Anxiety creates strong urges to run away. Perhaps some people get fight as well as flight, but I suspect that panic is more likely to just kick off the flight impulse.
A few years ago I decided to give myself permission to act on my panic. I’d been through a lot of challenging situations where I’d had to stay put, no matter what it cost me. Staying with something that has panicked you so much that you feel an overwhelming urge to flee, is something I find not only emotionally tough, but takes a toll on my body as well. Not running away increases the stress. Not manifesting the stress in any visible way creates massive tension in me.
I talked with my nearest and dearest about strategies to manage my running away. We started planning how to handle situations that looked high risk for panic. It took the pressure off considerably. I’ve had to run away from a few things, and it’s generally been a good choice.
Of course running away is only a delaying tactic for some issues. It can be expensive in other ways. I’ve had two work related panic issues in the last year. Running away from workspaces means running away from money. I’ve run away from jobs before that were making me ill, and I’ve run away from a couple of volunteering situations as well. I have learned to put my mental health first, and created a living arrangement that allows me to get out if something is making me ill.

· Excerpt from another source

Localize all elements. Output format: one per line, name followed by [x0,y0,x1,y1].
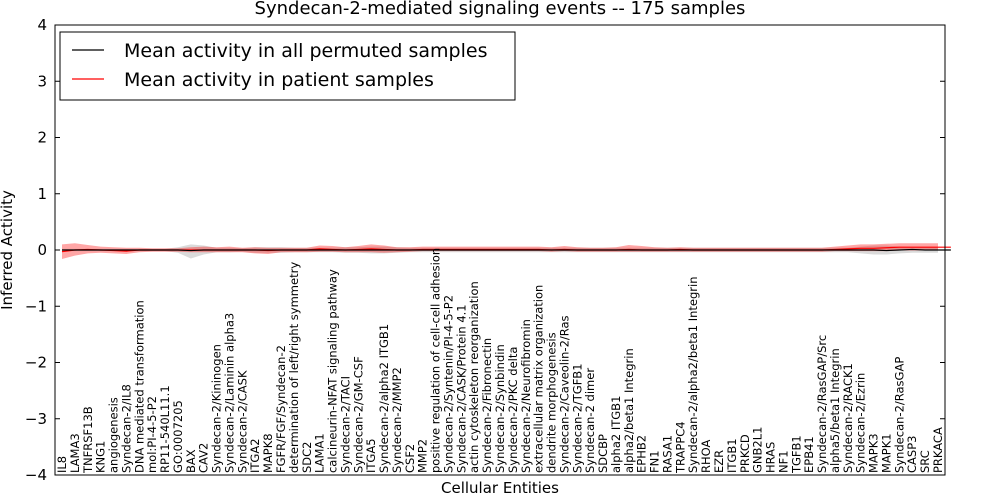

The most recent rounds have been remarkably different however, because both times, someone else has stepped forward with a solution to help me stay. I’ve said many times that I believe in community solutions to mental health problems, but it’s a whole other thing to have someone come in and offer just that. Situations I’ve stepped away from permanently haven’t offered support or much care that I was struggling. No one was willing to do things differently to accommodate me. Sometimes, there wasn’t even anyone willing to hear what the problem was. I don’t think this is unusual – we place the responsibility for mental health problems squarely on the shoulders of the person suffering.
However, when someone else can step in with a solution, everything changes. It means feeling heard and respected, feeling valued despite these problems. It means being given the chance to work in a way that is sustainable for me. It means the work I can do is seen as worth more than the bother of changing things to keep me viable.

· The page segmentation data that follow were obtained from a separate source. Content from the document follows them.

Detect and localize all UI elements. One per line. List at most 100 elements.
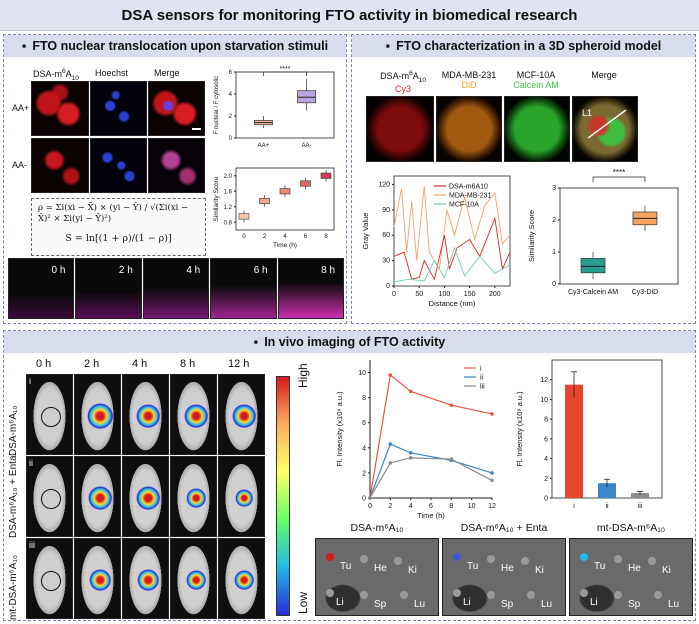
box-t4 [279, 188, 291, 195]
profile-line-1 [393, 216, 511, 281]
xtick-label: 6 [304, 234, 308, 240]
xtick-label: 100 [439, 291, 451, 298]
panel-c-heading-text: In vivo imaging of FTO activity [264, 335, 446, 349]
time-label-2h: 2 h [84, 358, 100, 370]
timelapse-frames: 0 h 2 h 4 h 6 h 8 h [8, 258, 345, 319]
col-label-hoechst: Hoechst [95, 68, 129, 78]
ylabel: Fl. Intensity (x10⁹ a.u.) [515, 391, 524, 467]
organ-Lu-tissue [400, 591, 408, 599]
point-iii [490, 478, 494, 483]
micrograph-aa-plus-merge [148, 81, 205, 136]
row-numeral: ii [29, 458, 33, 468]
l1-label: L1 [582, 108, 592, 118]
colorbar-high-label: High [296, 363, 310, 388]
organ-label-He: He [501, 563, 514, 574]
plot-frame [235, 167, 335, 231]
xtick-label: Cy3-Calcein AM [568, 289, 618, 296]
organ-Sp-tissue [360, 591, 368, 599]
ytick-label: 12 [540, 377, 548, 384]
ytick-label: 0 [362, 496, 366, 503]
tumor-circle-marker [41, 571, 61, 591]
sig-label: **** [613, 168, 625, 177]
figure-title-text: DSA sensors for monitoring FTO activity … [121, 6, 578, 24]
organ-image: Tu He Ki Li Sp Lu [315, 538, 439, 616]
ytick-label: 0 [386, 283, 390, 290]
organ-label-Ki: Ki [535, 565, 544, 576]
point-i [388, 373, 393, 377]
mouse-imaging-grid: 0 h 2 h 4 h 8 h 12 h i DSA-m⁶A₁₀ ii DSA-m⁶A₁₀ + … [6, 356, 280, 620]
organ-Tu-tissue [580, 553, 588, 561]
profile-line-2 [393, 246, 511, 283]
chart-similarity-time: 0.8 1.2 1.6 2.0 0 2 4 6 8 Time (h) Similarity Scor… [213, 167, 335, 249]
organ-panel-1: DSA-m⁶A₁₀ Tu He Ki Li Sp Lu [315, 522, 439, 618]
ytick-label: 8 [544, 417, 548, 424]
xtick-label: 4 [409, 503, 413, 510]
mouse-image-r3-t4 [218, 538, 265, 619]
xtick-label: 8 [324, 234, 328, 240]
organ-label-Lu: Lu [541, 599, 553, 610]
xtick-label: 8 [449, 503, 453, 510]
point-iii [408, 456, 413, 460]
xtick-label: 2 [388, 503, 392, 510]
mouse-image-r1-t1 [74, 374, 121, 455]
organ-Tu-tissue [326, 553, 334, 561]
point-iii [388, 461, 393, 465]
xtick-label: iii [638, 503, 643, 510]
mouse-image-r1-t3 [170, 374, 217, 455]
box-t0 [238, 213, 250, 220]
timelapse-frame-2: 2 h [75, 258, 142, 319]
ytick-label: 2 [362, 470, 366, 477]
xtick-label: AA- [302, 143, 312, 149]
time-label-0h: 0 h [36, 358, 52, 370]
point-i [449, 403, 454, 407]
organ-Tu-tissue [453, 553, 461, 561]
row-label-i: DSA-m⁶A₁₀ [8, 405, 19, 456]
chart-similarity-spheroid: 0 1 2 3 Cy3-Calcein AM Cy3-DiD **** Similarity … [527, 168, 679, 296]
spheroid-did [436, 96, 502, 162]
point-iii [368, 496, 372, 500]
ytick-label: 1.2 [224, 205, 233, 211]
ylabel: Fl. Intensity (x10⁹ a.u.) [335, 391, 344, 467]
ylabel: Similarity Score [527, 210, 536, 262]
xtick-label: 6 [429, 503, 433, 510]
bar-i [565, 384, 583, 498]
box-t8 [320, 172, 332, 179]
point-iii [449, 457, 454, 461]
xlabel: Time (h) [273, 242, 297, 249]
time-label-4h: 4 h [132, 358, 148, 370]
organ-Sp-tissue [614, 591, 622, 599]
organ-Sp-tissue [487, 591, 495, 599]
row-numeral: i [29, 376, 31, 386]
xtick-label: 12 [488, 503, 496, 510]
organ-Li-tissue [453, 589, 461, 597]
ytick-label: 2 [229, 114, 233, 120]
mouse-image-r3-t3 [170, 538, 217, 619]
chart-nuclear-ratio: 0 2 4 6 AA+ AA- **** F nuclear / F cytosolic [214, 66, 335, 149]
rho-formula: ρ = Σi(xi − X̄) × (yi − Ȳ) / √(Σi(xi − X… [38, 203, 189, 225]
organ-panel-2: DSA-m⁶A₁₀ + Enta Tu He Ki Li Sp Lu [442, 522, 566, 618]
legend-label: iii [480, 384, 485, 391]
colorbar [276, 376, 290, 616]
ytick-label: 6 [229, 70, 233, 76]
box-t6 [300, 180, 311, 187]
mouse-image-r2-t4 [218, 456, 265, 537]
organ-label-Sp: Sp [501, 599, 514, 610]
organ-image: Tu He Ki Li Sp Lu [569, 538, 693, 616]
ytick-label: 4 [362, 445, 366, 452]
organ-label-Li: Li [336, 597, 344, 608]
xtick-label: 0 [392, 291, 396, 298]
organ-label-Ki: Ki [662, 565, 671, 576]
tumor-circle-marker [41, 407, 61, 427]
row-label-aa-plus: AA+ [12, 103, 30, 113]
colorbar-low-label: Low [296, 591, 310, 614]
mouse-image-r2-t2 [122, 456, 169, 537]
organ-label-He: He [374, 563, 387, 574]
tumor-circle-marker [41, 489, 61, 509]
xtick-label: 0 [242, 234, 246, 240]
mouse-image-r1-t0 [26, 374, 73, 455]
xtick-label: 0 [368, 503, 372, 510]
organ-Ki-tissue [521, 557, 529, 565]
pearson-formula-box: ρ = Σi(xi − X̄) × (yi − Ȳ) / √(Σi(xi − X… [31, 198, 206, 256]
time-label-8h: 8 h [180, 358, 196, 370]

Many workplaces are stressful and difficult. When we expect people to just shut up and put up with it, it is inevitable that some will crack under the pressure. We’re living with a mental health crisis that has been explicitly linked to work stress (but not widely reported – it was in a chief medical officer’s report a few years ago). It’s not that startling to discover that when we take care of each other, stress may be less of an issue and people may be less at risk of anxiety and depression. Community solutions work for illness caused by collective dysfunction, if only we have the will to implement them.